La déception est immense, mais la participation de l’équipe d’Albanie à ce grand tournoi a eu des effets positifs tous azimuts, bien au-delà du football.
Pour commencer, elle a une portée symbolique forte. Tout d’abord, les Albanais, pour la première fois de leur histoire, ont arboré leurs symboles nationaux lors d’un événement commun festif, et ce dans une optique inclusive et intégratrice au sein de la famille européenne. Leur participation à cette compétition sportive a été vécue comme une sorte de délivrance, car elle a remédié au mauvais sentiment historique d’être les mal-aimés de l’Europe. Sensation renforcée par l’existence d’une certaine propagande historique y contribuant. A défaut d’entamer des négociations en vue d’une adhésion à l’Union européenne, cette participation à l’Euro, en tant que nation, a suscité une vraie énergie positive et a contribué à renforcer le sentiment d’appartenance européenne des Albanais. Ce sentiment est largement partagé au sein de la nombreuse diaspora, souvent binationale, et qui n’a pas hésité à se déplacer en masse lors des trois matchs pour soutenir son équipe «Kuq e zi», elle aussi composée en majorité de joueurs issus de la diaspora.
Ensuite, sur le plan de l’image, les matches de l’Albanie ont généré une vague d’empathie envers cette population et les pays qu’ils habitent, demeurés jusqu’ici méconnus, et parfois vus comme des pays culturellement éloignés.
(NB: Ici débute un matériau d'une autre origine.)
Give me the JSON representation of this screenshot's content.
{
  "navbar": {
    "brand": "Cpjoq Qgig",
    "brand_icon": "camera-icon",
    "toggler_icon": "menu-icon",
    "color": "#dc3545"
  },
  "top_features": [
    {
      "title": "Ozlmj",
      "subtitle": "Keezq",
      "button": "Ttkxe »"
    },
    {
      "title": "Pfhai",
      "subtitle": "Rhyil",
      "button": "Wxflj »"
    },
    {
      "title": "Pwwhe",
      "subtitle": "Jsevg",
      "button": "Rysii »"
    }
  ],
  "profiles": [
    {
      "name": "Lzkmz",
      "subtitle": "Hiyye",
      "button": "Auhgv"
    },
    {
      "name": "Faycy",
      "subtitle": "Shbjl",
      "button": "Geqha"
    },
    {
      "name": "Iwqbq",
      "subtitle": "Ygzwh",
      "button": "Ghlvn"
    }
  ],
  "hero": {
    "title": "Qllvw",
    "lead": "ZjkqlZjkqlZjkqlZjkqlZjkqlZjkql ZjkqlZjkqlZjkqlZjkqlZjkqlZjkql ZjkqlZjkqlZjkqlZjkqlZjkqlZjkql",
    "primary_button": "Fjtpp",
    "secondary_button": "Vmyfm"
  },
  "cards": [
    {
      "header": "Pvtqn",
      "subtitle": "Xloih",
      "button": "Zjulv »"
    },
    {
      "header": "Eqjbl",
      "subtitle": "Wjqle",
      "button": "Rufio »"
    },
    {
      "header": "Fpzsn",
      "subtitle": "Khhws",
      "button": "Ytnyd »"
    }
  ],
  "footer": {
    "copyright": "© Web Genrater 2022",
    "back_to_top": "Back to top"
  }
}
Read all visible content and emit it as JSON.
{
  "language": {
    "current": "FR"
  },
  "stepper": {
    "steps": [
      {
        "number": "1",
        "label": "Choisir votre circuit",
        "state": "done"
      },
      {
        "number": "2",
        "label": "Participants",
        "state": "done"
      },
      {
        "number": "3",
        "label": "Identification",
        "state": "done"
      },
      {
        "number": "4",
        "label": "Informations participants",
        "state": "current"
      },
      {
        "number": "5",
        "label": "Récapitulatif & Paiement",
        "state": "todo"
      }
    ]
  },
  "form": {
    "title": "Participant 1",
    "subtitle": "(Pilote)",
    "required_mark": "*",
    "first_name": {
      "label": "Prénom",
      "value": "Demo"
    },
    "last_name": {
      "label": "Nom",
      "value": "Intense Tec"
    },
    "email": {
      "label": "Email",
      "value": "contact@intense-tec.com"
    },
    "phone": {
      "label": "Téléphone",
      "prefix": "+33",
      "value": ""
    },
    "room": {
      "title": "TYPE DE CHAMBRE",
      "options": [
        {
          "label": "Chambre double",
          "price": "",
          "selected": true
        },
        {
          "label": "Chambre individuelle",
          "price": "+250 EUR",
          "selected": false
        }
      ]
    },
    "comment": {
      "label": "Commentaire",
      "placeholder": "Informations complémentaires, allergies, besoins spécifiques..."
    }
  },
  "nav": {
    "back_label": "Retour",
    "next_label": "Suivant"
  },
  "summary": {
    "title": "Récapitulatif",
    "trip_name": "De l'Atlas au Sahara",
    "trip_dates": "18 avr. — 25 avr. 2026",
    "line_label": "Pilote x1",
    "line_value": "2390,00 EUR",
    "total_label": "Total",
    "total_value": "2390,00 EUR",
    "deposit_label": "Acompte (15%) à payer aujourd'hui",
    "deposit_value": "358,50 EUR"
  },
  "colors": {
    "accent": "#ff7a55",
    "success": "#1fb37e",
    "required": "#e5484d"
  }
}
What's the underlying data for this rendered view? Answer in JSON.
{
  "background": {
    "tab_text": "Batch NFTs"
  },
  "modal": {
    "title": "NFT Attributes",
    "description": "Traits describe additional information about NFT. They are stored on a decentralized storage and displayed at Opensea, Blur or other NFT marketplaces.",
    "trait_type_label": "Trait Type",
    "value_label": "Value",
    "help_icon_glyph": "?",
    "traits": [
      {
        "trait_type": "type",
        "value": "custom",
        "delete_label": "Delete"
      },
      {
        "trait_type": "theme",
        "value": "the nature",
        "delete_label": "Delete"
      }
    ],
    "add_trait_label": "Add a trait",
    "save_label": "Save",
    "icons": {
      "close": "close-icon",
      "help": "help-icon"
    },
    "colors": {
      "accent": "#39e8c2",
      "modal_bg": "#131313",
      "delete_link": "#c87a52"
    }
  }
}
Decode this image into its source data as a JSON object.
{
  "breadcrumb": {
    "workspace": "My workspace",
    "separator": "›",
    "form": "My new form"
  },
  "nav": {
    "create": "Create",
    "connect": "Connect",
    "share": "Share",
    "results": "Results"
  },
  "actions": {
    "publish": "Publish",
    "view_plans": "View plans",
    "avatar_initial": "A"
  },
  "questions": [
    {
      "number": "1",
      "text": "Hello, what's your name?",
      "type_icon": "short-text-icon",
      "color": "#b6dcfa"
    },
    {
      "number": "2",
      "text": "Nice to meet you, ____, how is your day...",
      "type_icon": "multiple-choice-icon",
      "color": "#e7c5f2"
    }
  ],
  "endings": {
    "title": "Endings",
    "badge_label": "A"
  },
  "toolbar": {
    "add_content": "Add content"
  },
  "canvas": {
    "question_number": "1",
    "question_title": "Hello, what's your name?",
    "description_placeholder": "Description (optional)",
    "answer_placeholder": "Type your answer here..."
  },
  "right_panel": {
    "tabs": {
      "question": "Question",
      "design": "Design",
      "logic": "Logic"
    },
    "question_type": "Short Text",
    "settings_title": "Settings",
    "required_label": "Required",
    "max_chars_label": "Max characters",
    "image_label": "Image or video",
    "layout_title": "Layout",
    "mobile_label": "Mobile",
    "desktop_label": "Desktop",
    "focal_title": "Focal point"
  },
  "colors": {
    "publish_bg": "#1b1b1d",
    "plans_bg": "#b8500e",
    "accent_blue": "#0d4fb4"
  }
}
Ironie de l’actualité, l’Albanie a même servi d’archétype de pays arriéré et sous-développé par les partisans du Brexit, illustrant ce que deviendrait la Grande-Bretagne si elle devait demeurer au sein de l’UE. Cette arrogance reflète un mépris envers toute une population et une région que le destin historique – souvent conditionné par des facteurs externes – a tenue à l’écart de la famille européenne.
Revenez quand vous voulez
La composition souvent mixte des groupes de supporters, leur comportement fraternel, pacifique, festif et fair-play, même lors des défaites, ont marqué les esprits des citoyens des villes de Lens, de Marseille et de Lyon. «Albanais, revenez quand vous le voulez!», a titré la presse marseillaise. La vague de sympathie suscitée lors de ce rassemblement sportif de haute volée va bien au-delà de l’image stéréotypée largement diffusée sur les réseaux sociaux des deux supportrices qui ont exhibé leur généreuse poitrine afin d’attirer – avec beaucoup de succès – sur elle les caméras du monde entier.
L’attitude de la diaspora albanaise envers la deuxième équipe de l’Albanie, c’est-à-dire l’équipe de Suisse, est exemplaire. Le respect et l’attention démontrés envers la Nati, aussi bien par les joueurs que par les supporters, démontre l’attachement de cette population originaire des Balkans à la Suisse et à ses valeurs. L’effet bénéfique de cette participation sur l’intégration de l’immigration en Suisse et en Europe est indéniable, car elle influence positivement la perception à l’égard de cette population immigrée.
Malheureusement, si la population albanaise a pu se faire mieux connaître et a réussi à susciter de l’empathie en France et au-delà, les autorités albanaises n’ont pas su saisir cette fenêtre exceptionnelle pour promouvoir les ressources touristiques du pays, avec ses 400 km de côtes de mer Adriatique et Ionienne, et un arrière-pays montagneux parsemé de vestiges latins, byzantins, ottomans, sans oublier les traces architecturales plus récentes de la période de dictature communiste.
Coup de main suisse?
La Suisse, qui est aussi de plus en plus présente sur le plan économique, pourrait aider ce pays dans cet indispensable travail de promotion, que ce soit sur le plan de son potentiel géographique, culturel ou historique. Ce pays a su marier harmonieusement l’islam, le catholicisme, l’orthodoxie et d’autres influences religieuses. Le Pape François l’a relevé lors de sa visite à Tirana.
Peu de gens savent que l’Albanie s’est aussi historiquement démarquée par des moments de solidarité insolites, et ce dans des périodes difficiles de l’histoire européenne. C’est l’un des seuls pays au monde où le nombre de Juifs a augmenté durant la Deuxième Guerre mondiale. Grâce à la tradition d’hospitalité et de solidarité de sa population, de nombreuses vies ont été épargnées. En bref, ce pays mérite d’être mieux connu.
Cet épisode sportif de l’Euro marque peut-être le début d’un rapprochement culturel entre l’Albanie et le monde occidental.